In a modest, cluttered office on the sixth floor of Chicago’s Tribune Tower, the future of American newspapers looks to its past. It is here that Lee Abrams, a former radio consultant and the new “chief innovation officer” for the Tribune Company, seeks inspiration in stacks of yellowing front pages. He likes old-school screaming headlines, he says, front-page cartoons, the tradition of reporters as stars. Then, on his computer screen, he clicks through PDFs showing bold new page designs for what he calls the “relaunching” of the Baltimore Sun, the Chicago Tribune, and eight other American newspapers that came under his creative aegis in April of this year.
Abrams, silver-haired and mustachioed, talks about the future of newspapers with the unbound enthusiasm of a college student. In his day-to-day uniform of black long-sleeved T-shirt and dark slacks, he finds himself a stranger among the oxford-cloth inhabitants of the newsroom. He doesn’t look like them and he doesn’t speak their language, but to his and everyone’s surprise, Abrams is suddenly one of the most prominent people in newspaper publishing—and certainly among the busiest.
This summer, just past the midpoint in print journalism’s annus horribilis—an analyst quoted in The New York Times called it “the worst year for the newspaper business since the Depression”—you would have needed a GPS to track the frenetic, fifty-five-year-old Abrams: en route from Chicago to Baltimore to see the redesigns at the Sun, descending through the smoggy skies above lax, ready to bust through the creative vapor lock at the Los Angeles Times—meeting-and-greeting and piping up about the need for the newspaper to “own” entertainment coverage (and paint their executives’ big black SUVS with colorful logos). In Hartford and Allentown, as well as Orlando and Fort Lauderdale, he flew in on similar missions. And if his corporeal presence was missing, his brainstorms bounced off the satellites carrying Tribune’s newly revamped TV superstation,WGN-America. Meanwhile, and more to the point of this story, his ebullient and exhortative memos—some have called them jaw-droppingly crazy—were landing softly in the inboxes of cringing journalists and editors from coast to coast.
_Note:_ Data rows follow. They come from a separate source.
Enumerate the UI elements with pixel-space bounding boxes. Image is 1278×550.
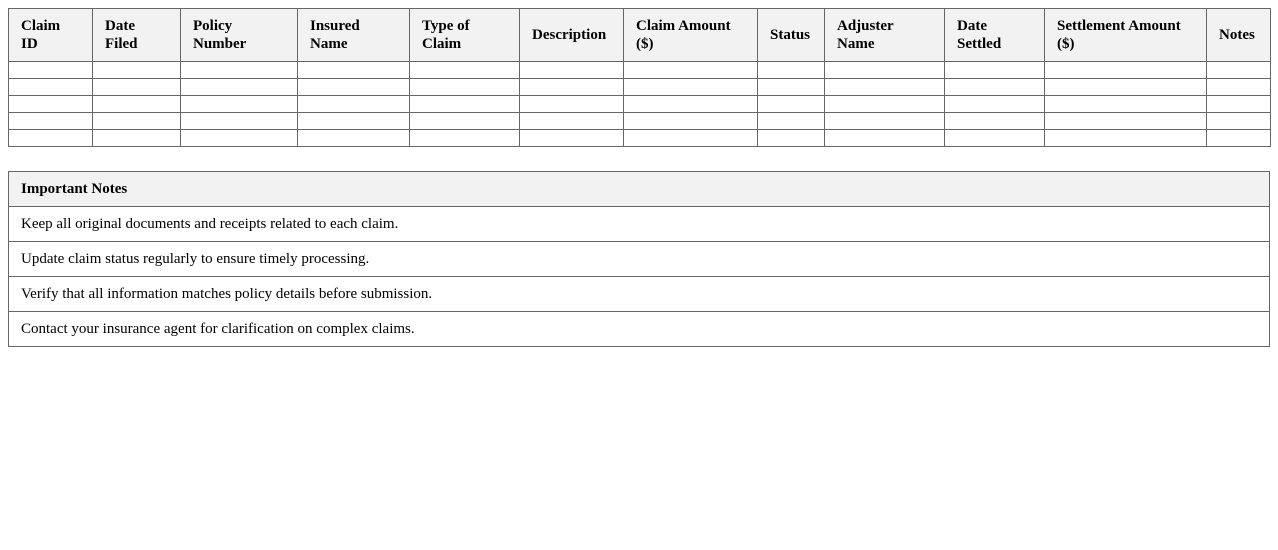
table-cell[interactable] — [1207, 62, 1271, 79]
table-cell[interactable] — [298, 113, 410, 130]
table-cell[interactable] — [9, 113, 93, 130]
table-cell[interactable] — [945, 113, 1045, 130]
table-cell[interactable] — [758, 79, 825, 96]
notes-header-row — [9, 172, 1270, 207]
table-cell[interactable] — [410, 96, 520, 113]
table-cell[interactable] — [181, 113, 298, 130]
header-settlement-amount: Settlement Amount ($) — [1045, 9, 1207, 62]
table-cell[interactable] — [9, 62, 93, 79]
table-cell[interactable] — [1045, 79, 1207, 96]
table-cell[interactable] — [520, 113, 624, 130]
header-date-settled: Date Settled — [945, 9, 1045, 62]
table-cell[interactable] — [1045, 130, 1207, 147]
table-cell[interactable] — [181, 130, 298, 147]
table-cell[interactable] — [410, 130, 520, 147]
table-row — [9, 113, 1271, 130]
table-cell[interactable] — [181, 79, 298, 96]
table-cell[interactable] — [825, 62, 945, 79]
table-row — [9, 79, 1271, 96]
table-cell[interactable] — [1045, 62, 1207, 79]
header-description: Description — [520, 9, 624, 62]
table-cell[interactable] — [945, 96, 1045, 113]
header-insured-name: Insured Name — [298, 9, 410, 62]
table-cell[interactable] — [758, 62, 825, 79]
table-cell[interactable] — [758, 113, 825, 130]
table-cell[interactable] — [825, 130, 945, 147]
note-item: Contact your insurance agent for clarification on complex claims. — [9, 312, 1270, 347]
header-type-of-claim: Type of Claim — [410, 9, 520, 62]
table-cell[interactable] — [1207, 130, 1271, 147]
table-cell[interactable] — [520, 130, 624, 147]
table-cell[interactable] — [624, 113, 758, 130]
note-row — [9, 242, 1270, 277]
table-cell[interactable] — [1207, 96, 1271, 113]
table-cell[interactable] — [1045, 113, 1207, 130]
header-claim-id: Claim ID — [9, 9, 93, 62]
table-cell[interactable] — [1207, 113, 1271, 130]
notes-title: Important Notes — [9, 172, 1270, 207]
table-cell[interactable] — [298, 62, 410, 79]
header-notes: Notes — [1207, 9, 1271, 62]
table-cell[interactable] — [825, 113, 945, 130]
table-row — [9, 62, 1271, 79]
table-cell[interactable] — [181, 62, 298, 79]
table-cell[interactable] — [181, 96, 298, 113]
table-cell[interactable] — [945, 130, 1045, 147]
table-cell[interactable] — [93, 96, 181, 113]
page-content — [8, 8, 1270, 347]
table-cell[interactable] — [624, 96, 758, 113]
table-cell[interactable] — [520, 62, 624, 79]
table-cell[interactable] — [945, 62, 1045, 79]
claims-table-body — [9, 62, 1271, 147]
table-cell[interactable] — [825, 96, 945, 113]
table-cell[interactable] — [410, 79, 520, 96]
header-adjuster-name: Adjuster Name — [825, 9, 945, 62]
table-cell[interactable] — [758, 130, 825, 147]
table-cell[interactable] — [298, 79, 410, 96]
table-cell[interactable] — [1207, 79, 1271, 96]
table-cell[interactable] — [9, 79, 93, 96]
note-item: Update claim status regularly to ensure timely processing. — [9, 242, 1270, 277]
note-row — [9, 207, 1270, 242]
table-cell[interactable] — [93, 130, 181, 147]
table-cell[interactable] — [825, 79, 945, 96]
table-cell[interactable] — [1045, 96, 1207, 113]
note-row — [9, 312, 1270, 347]
table-cell[interactable] — [520, 96, 624, 113]
table-row — [9, 130, 1271, 147]
table-cell[interactable] — [410, 113, 520, 130]
table-cell[interactable] — [93, 79, 181, 96]
table-cell[interactable] — [945, 79, 1045, 96]
table-cell[interactable] — [298, 96, 410, 113]
table-cell[interactable] — [758, 96, 825, 113]
table-row — [9, 96, 1271, 113]
header-status: Status — [758, 9, 825, 62]
notes-table — [8, 171, 1270, 347]
table-cell[interactable] — [520, 79, 624, 96]
note-item: Keep all original documents and receipts related to each claim. — [9, 207, 1270, 242]
claims-table — [8, 8, 1271, 147]
table-cell[interactable] — [93, 113, 181, 130]
table-cell[interactable] — [9, 96, 93, 113]
table-cell[interactable] — [9, 130, 93, 147]
table-cell[interactable] — [624, 62, 758, 79]
table-cell[interactable] — [624, 130, 758, 147]
header-claim-amount: Claim Amount ($) — [624, 9, 758, 62]
table-cell[interactable] — [298, 130, 410, 147]
table-cell[interactable] — [624, 79, 758, 96]
claims-header-row — [9, 9, 1271, 62]
header-policy-number: Policy Number — [181, 9, 298, 62]
table-cell[interactable] — [410, 62, 520, 79]
note-item: Verify that all information matches policy details before submission. — [9, 277, 1270, 312]
header-date-filed: Date Filed — [93, 9, 181, 62]
table-cell[interactable] — [93, 62, 181, 79]
note-row — [9, 277, 1270, 312]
Urgency! It’s a media war out there that is not being won . . . but can. Recipe for failure: Focus Group . . . evaluate the focus . . . group . . . have a committee meeting to evaluate . . . more focus groups. This isn’t rocket science. It’s hard logistically . . . but growing isn’t rocket science. The biggest problem is lack of urgency.
Based on these stream-of-consciousness blog entries-turned-e-mails, Abrams has been dismissed by his new colleagues as a “lunatic,” a “barbarian,” a buffoon whose writing style is Ted Kaczynski-meets-Dan Quayle. With the arrival of this alien change agent, there have been mutterings about the end of journalism as we know it. A certain amount of anxious animosity might well be expected from shell-shocked newsroom vets in 2008. Even as they parodied and forwarded Abrams’s memos to one another in disbelief, they sifted his ravings for omens that might reveal something about the future of their jobs.
In the first half of the year, newspaper revenue went into free fall, damaged by long-term (Craigslist) and short-term (housing bust) trends. Gannett, the country’s largest newspaper chain, saw its second quarter ad revenue drop 13.5 percent from a year earlier and in August announced that it would cut a thousand jobs from its newspapers; the New York Times Media Group dropped 9.5 percent in ad revenue. Profits fell; layoffs followed buyouts. The Atlanta Journal-Constitution cut almost two hundred jobs—8 percent of its total workforce. The Wall Street Journal eliminated fifty editing positions. The Chicago Tribune announced cuts of 120 newsroom jobs, 14 percent of its staff. The Los Angeles Times will lose 135 newsroom jobs, the Baltimore Sun sixty, the Orlando Sentinel fifty-two. In the month of July 2008, some one thousand American newspapermen and women were told to find other employment.
Into this morbid and rancorous atmosphere strode Abrams, a self-described “civilian” of print media, a man whose buoyancy can piss off a hard-shelled journalist in less than thirty seconds. And now he sits at the top of the corporate masthead of a media colossus employing more than 4,500 journalists worldwide. Tribune Company, the nation’s second-largest publisher of newspapers, is the very definition of a media giant: it owns the Trib, the Sun, and the L.A. Times, but also the Hartford Courant, the Orlando Sentinel, a handful of smaller-circulation papers, Chicago’s WGN-AM radio station, and more than twenty-seven television stations—all now in Abrams’s purview. But wait, there’s more. Tribune owns Hoy, a Spanish-language daily published in two major markets, and two Spanish-language weeklies in Florida. It owns the free paper amNewYork and the Chicago Cubs baseball team.